Dickie Peterson war (leider ist er 2009 in seiner Wahlheimat Deutschland verstorben) nicht irgendwer. Er war das Idol von vielen authentischen Rock’n‘Rollern, schon weit vor Lemmy der Meister des rauen, kehligen Gesangs und des brachialen Bassspiels und BLUE CHEER vor allem als anfängliches “Power-Trio” stark. Vielleicht waren BLUE CHEER nicht die Erfinder des Heavy Metal oder Stoner Rock, aber mit ´Vincebus Eruptum´ definierten sie die Rock-Lautstärke neu (und zwar ziemlich hoch) und waren insbesondere mit der brachialen Version von ´Summertime Blues´ die Lieblingsband der Hells Angels und der Gegenentwurf zur Hippie- und Flower Power-Bewegung. Leider begaben sie sich schnell auch auf psychedelische und progressive Wege mit Keyboards-Einsatz und ständigen Besetzungswechseln an der Gitarre (der erste Leigh Stephens ging wohl, weil er langsam taub wurde) und tauchten folgerichtig Anfang der 70er Jahre schnell unter.

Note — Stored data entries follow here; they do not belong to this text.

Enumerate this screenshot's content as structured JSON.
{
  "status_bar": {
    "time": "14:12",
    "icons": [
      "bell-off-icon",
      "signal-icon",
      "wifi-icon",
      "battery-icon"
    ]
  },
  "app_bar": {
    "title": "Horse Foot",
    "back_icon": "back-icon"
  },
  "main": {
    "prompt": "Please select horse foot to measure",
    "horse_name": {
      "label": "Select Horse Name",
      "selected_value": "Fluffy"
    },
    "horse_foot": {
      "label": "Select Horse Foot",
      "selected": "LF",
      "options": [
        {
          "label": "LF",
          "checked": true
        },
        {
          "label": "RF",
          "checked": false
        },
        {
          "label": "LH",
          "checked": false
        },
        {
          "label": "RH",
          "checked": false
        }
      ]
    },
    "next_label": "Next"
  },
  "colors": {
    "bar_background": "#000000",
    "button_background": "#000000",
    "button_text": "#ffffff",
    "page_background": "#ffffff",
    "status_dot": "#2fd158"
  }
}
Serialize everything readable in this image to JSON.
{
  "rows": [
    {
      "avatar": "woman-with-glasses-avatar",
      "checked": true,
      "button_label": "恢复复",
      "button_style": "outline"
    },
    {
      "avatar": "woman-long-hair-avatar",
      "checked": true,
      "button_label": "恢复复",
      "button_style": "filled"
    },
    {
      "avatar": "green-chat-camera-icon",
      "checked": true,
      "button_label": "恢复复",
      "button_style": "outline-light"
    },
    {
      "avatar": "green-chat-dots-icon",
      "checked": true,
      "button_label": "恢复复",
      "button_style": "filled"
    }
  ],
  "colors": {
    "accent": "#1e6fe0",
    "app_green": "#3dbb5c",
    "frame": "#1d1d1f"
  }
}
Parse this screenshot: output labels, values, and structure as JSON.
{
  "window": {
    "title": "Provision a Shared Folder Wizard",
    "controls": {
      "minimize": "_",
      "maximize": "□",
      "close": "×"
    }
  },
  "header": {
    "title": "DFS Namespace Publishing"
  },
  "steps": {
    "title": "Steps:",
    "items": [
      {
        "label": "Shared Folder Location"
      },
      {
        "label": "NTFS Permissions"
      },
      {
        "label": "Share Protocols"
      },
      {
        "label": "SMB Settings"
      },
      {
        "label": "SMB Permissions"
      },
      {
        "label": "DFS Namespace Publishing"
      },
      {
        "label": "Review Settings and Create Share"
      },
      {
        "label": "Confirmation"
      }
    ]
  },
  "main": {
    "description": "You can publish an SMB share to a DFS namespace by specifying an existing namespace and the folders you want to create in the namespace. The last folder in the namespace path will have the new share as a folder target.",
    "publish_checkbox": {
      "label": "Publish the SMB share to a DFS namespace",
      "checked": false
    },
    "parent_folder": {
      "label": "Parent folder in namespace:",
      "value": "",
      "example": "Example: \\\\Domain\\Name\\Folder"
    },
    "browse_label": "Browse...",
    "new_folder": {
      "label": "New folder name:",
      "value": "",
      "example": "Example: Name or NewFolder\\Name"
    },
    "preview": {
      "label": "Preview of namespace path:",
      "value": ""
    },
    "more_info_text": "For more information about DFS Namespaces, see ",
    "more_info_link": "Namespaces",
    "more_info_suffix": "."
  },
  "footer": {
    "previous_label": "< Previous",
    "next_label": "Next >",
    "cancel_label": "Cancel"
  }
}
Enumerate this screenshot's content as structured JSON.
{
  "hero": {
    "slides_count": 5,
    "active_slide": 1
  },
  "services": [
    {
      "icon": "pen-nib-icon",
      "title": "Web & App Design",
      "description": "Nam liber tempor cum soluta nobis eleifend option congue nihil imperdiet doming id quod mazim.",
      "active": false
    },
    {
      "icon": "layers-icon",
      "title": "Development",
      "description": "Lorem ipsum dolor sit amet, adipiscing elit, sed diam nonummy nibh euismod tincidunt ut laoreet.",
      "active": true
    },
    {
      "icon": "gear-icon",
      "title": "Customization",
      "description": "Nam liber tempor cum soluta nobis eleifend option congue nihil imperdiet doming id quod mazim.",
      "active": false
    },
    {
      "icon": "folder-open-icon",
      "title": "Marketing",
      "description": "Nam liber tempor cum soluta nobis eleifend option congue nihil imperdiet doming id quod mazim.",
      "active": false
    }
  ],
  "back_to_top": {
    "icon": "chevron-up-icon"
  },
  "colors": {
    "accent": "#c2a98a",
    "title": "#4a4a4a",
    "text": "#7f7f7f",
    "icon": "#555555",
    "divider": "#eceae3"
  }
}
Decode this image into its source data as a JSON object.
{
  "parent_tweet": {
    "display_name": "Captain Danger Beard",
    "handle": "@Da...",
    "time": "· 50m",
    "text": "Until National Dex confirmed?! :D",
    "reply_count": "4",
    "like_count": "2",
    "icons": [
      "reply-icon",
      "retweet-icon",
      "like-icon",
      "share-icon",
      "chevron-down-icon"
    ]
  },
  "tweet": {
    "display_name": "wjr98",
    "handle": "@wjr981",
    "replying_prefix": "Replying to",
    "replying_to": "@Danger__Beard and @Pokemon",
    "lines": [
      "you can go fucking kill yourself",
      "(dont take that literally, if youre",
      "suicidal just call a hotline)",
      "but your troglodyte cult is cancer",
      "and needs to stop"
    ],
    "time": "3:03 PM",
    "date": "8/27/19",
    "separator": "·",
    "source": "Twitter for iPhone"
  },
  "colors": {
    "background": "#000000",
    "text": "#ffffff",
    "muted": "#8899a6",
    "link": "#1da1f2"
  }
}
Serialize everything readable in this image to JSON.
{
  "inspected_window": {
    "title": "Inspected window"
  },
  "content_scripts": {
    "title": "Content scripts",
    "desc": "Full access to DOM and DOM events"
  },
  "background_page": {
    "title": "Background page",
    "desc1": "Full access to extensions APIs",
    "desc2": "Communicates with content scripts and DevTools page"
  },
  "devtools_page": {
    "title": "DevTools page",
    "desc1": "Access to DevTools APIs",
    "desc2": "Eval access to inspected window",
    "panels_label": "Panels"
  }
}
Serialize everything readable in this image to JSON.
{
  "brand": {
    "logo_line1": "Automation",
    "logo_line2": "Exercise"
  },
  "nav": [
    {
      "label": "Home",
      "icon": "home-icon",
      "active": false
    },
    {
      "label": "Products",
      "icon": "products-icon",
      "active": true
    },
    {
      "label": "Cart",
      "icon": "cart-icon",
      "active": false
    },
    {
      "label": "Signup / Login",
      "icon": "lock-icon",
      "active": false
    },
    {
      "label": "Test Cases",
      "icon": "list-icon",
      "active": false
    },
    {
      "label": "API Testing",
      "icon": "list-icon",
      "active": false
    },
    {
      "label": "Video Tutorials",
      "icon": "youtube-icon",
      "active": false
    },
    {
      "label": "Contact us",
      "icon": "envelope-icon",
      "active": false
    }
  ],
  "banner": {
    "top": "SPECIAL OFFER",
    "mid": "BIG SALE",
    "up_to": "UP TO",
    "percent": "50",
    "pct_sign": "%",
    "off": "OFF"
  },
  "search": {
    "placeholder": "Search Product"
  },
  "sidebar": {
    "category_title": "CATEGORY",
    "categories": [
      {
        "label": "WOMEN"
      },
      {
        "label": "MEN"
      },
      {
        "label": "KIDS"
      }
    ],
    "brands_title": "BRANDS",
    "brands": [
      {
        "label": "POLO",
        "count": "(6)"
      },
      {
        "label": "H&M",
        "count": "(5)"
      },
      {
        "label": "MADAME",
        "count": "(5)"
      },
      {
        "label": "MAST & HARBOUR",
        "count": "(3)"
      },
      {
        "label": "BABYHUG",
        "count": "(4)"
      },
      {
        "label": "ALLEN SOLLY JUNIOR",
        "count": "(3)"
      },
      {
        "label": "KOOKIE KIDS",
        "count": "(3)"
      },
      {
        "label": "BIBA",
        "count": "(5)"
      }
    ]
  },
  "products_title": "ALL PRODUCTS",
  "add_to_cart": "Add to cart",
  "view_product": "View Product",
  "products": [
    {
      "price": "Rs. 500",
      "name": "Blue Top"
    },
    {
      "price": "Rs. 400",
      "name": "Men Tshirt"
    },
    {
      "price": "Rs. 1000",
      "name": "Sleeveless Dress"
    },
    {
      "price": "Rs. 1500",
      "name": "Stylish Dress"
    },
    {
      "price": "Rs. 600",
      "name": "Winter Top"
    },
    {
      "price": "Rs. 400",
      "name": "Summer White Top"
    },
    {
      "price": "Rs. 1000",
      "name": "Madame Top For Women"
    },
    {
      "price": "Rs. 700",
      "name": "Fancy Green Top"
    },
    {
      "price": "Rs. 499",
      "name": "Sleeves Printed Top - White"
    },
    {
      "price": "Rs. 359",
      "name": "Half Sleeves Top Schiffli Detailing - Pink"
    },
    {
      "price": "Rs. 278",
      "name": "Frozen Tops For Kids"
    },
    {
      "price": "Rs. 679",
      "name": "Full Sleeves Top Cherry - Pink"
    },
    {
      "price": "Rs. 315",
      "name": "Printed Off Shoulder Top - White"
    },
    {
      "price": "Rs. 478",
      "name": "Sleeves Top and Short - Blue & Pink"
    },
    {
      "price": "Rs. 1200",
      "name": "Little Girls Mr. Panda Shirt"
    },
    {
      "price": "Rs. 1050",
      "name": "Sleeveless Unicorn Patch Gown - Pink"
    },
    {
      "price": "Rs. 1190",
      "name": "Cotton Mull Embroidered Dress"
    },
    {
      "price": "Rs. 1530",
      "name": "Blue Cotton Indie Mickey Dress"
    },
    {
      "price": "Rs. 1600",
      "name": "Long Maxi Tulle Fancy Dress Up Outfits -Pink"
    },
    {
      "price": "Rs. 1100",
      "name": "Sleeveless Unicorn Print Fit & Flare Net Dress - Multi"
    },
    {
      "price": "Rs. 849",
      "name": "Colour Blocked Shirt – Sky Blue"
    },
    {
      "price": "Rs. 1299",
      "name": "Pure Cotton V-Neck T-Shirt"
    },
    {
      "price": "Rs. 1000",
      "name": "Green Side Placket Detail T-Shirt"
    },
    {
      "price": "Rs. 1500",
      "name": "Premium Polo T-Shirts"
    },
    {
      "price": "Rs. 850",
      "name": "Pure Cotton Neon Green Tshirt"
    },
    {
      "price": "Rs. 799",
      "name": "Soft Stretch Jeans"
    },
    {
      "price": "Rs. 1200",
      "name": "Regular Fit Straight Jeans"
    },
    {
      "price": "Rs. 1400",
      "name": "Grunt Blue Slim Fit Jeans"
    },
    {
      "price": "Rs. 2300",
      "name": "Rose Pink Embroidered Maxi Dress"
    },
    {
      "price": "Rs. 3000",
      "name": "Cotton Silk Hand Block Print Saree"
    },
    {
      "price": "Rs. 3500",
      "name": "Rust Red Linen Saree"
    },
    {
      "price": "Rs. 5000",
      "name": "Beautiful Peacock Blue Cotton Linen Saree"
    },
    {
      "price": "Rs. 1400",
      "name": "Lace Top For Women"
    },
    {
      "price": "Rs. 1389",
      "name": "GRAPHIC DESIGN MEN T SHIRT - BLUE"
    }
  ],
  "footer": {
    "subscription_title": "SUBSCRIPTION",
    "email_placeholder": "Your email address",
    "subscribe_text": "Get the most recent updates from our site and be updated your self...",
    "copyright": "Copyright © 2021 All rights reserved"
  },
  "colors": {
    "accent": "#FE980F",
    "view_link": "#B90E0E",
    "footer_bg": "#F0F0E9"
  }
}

1985 gab es ein erstes Lebenzeichen auf dem Metal-Label “Megaforce” mit neu eingespielten alten Titeln unter dem Namen ´The Beast Is…Back´. 1990 bekam ich die schon recht starke, aber noch etwas unentschlossene von Jack Endino produzierte Comeback-Studio-LP ´Highlights And Lowlives´ mit neuen Songs auf den Besprechungstisch gelegt und befasste mich zum ersten Mal so richtig mit der Band. Ende der 80er wurden sie vom THE GROUNDHOGS und Tony McPhee-Supporter und “Nibelung Records”-Besitzer Roland Hofmann nach Deutschland gelotst und unter die Fittiche genommen.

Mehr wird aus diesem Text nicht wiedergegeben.